🤖 AI Summary
This study addresses the conflict between emergency task insertion and routine scheduling in large-scale low Earth orbit constellations by proposing a task-driven, three-layer distributed scheduling framework. By unifying demand representation via geographic grids and constructing temporary satellite clusters, the method employs intra-cluster dual-plan bidding, joint marginal evaluation, and inter-cluster coordination mechanisms. This approach enables efficient emergency task insertion under intermittent communication while minimizing disruption to routine operations. Experimental results demonstrate that the proposed method outperforms existing distributed algorithms in emergency coverage and reduces routine coverage loss by up to 87.7%. Achieving performance comparable to centralized approaches, this work effectively balances emergency response timeliness with overall system stability.
📝 Abstract
Large low-Earth-orbit (LEO) Earth-observation (EO) constellations offer frequent access to geographically dispersed ground targets, but emergency requests may arrive after committed routine-plan execution has begun. The resulting dynamic emergency observation scheduling problem (DEOSP) requires urgent tasks to be inserted under intermittent ground contact without excessive routine-plan disruption.

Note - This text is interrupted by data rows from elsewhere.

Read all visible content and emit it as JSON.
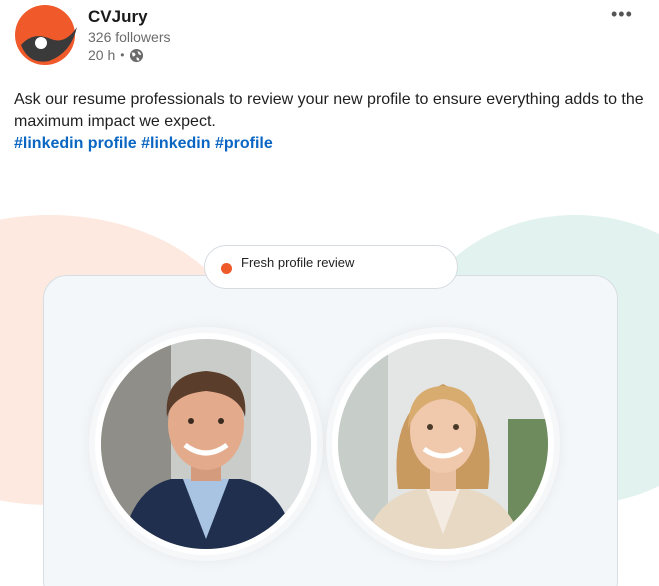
{
  "author": {
    "name": "CVJury",
    "followers": "326 followers",
    "time": "20 h",
    "visibility_icon": "globe-icon",
    "logo_colors": [
      "#f0592a",
      "#3a3a3a"
    ]
  },
  "menu": {
    "more_label": "•••"
  },
  "post": {
    "text": "Ask our resume professionals to review your new profile to ensure everything adds to the maximum impact we expect.",
    "hashtags": [
      "#linkedin profile",
      "#linkedin",
      "#profile"
    ]
  },
  "image": {
    "badge_label": "Fresh profile review",
    "badge_dot_color": "#ef5a2a",
    "left_portrait": "man-portrait",
    "right_portrait": "woman-portrait"
  }
}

To address DEOSP, we propose a task-driven three-layer distributed scheduling (T3L-DS) method, which represents task demand and sensor footprints on a common geographic grid and forms temporary clusters from observation capabilities and current inter-satellite links. For intra-cluster coordination, T3L-DS introduces onboard dual-plan bidding and joint marginal evaluation. It also designs an inter-cluster coordination mechanism for unresolved demand. Extensive computational experiments compare T3L-DS with centralised simulated annealing (SA), an adapted selective time-variant better reply process (A-SeTVBRP), and a conventional contract-net protocol (CNP). T3L-DS achieves the highest emergency coverage among the distributed methods, with average relative improvements of approximately 2.8% and 17.1% over A-SeTVBRP and CNP, respectively. Its average relative gap from SA is approximately 7.1%. Under conflict-enhanced loads, it reduces routine-coverage loss by approximately 57.9% and 87.7% relative to A-SeTVBRP and CNP, respectively. The ablation study confirms the contribution of the proposed coordination enhancements. Overall, the results show that T3L-DS provides an effective distributed approach to DEOSP.